Eh bien! non! le sabre est terrible, c’est vrai, son aspect est formidable, mais il est peut-être moins dangereux que l’épée, moins perfide que le fleuret; ces armes souples comme le serpent, acérées comme l’aiguille, qui vous tuent sans vous tirer une goutte de sang.

Avec le bancal, au moins, on voit sa blessure. Pas n’est besoin qu’un des témoins y vienne coller ses lèvres pour arrêter l’épanchement intérieur, elle saigne pardieu bien d’elle-même!

Voulez-vous des entailles et des estafilades? parlez-moi du sabre. Tudieu! quels beefsteacks il vous enlève, lorsqu’habilement manié il tombe sur une partie charnue.

—Et voilà pourquoi, conclut La Pinte, le bancal est pour un maladroit comme la meilleure des armes. Il ne te tuera pas en traître, comme un carrelet, tu auras le temps de le voir venir, et si tu es estropié, sois tranquille, tu le sentiras bien.

XXXV

Le lendemain, à la pointe du jour, Gédéon et son adversaire se rencontraient sur le terrain des manœuvres, théâtre ordinaire de ces expéditions. Ils étaient suivis de leurs témoins et assistés du maître d’armes.

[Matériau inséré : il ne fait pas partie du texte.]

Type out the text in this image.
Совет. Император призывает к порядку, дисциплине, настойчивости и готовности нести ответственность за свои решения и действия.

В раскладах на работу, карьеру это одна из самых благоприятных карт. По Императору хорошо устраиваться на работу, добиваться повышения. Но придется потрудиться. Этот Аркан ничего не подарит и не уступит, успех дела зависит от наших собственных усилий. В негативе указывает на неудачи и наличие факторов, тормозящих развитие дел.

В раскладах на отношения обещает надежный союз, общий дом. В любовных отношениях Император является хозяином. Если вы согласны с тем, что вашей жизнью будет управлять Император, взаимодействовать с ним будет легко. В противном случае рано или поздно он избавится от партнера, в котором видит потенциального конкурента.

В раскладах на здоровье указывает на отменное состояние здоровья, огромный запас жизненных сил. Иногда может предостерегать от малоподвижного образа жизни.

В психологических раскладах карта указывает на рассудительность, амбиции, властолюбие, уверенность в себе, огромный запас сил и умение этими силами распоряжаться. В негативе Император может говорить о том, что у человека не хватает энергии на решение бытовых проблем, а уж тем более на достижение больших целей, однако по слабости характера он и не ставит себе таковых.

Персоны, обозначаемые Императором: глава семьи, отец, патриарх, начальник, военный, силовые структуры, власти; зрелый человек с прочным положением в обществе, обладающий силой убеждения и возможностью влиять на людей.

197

Sans ce dernier, pas de duel autorisé au 13e. Arbitre absolu, il remplit les fonctions de juge ou maître de camp. Il décide des coups, et, le moment venu, déclare l’honneur satisfait.

Un homme charmant, le maître d’armes du 13e, et le meilleur tireur de contre-pointe de l’armée! Un bras de fer, des muscles et des jarrets d’acier, et quel coup d’œil!

Il faut le voir à sa salle, lorsqu’il a mis bas le dolman pour revêtir le plastron blanc, sur lequel brille un cœur écarlate. Sans peine et sans fatigue, il suit les cinq ou six leçons que donnent ses prévôts. Un joli coup se présente-t-il? crac, son épée étincelle comme l’éclair et arrive comme la foudre, à l’un, à l’autre. Il pare, riposte, attaque, il a dix engagements à la fois. Les scintillements des sabres et des épées font à son front comme une auréole, il est le dieu du fer.

On n’a vraiment à lui faire qu’un seul reproche. Lorsque lui-même daigne donner une leçon avec les sabres de bois d’étude, il prend un malin plaisir à faire de temps à autre pleuvoir une grêle de coups sur les doigts, les bras et les épaules de ses élèves trop lents à la parade.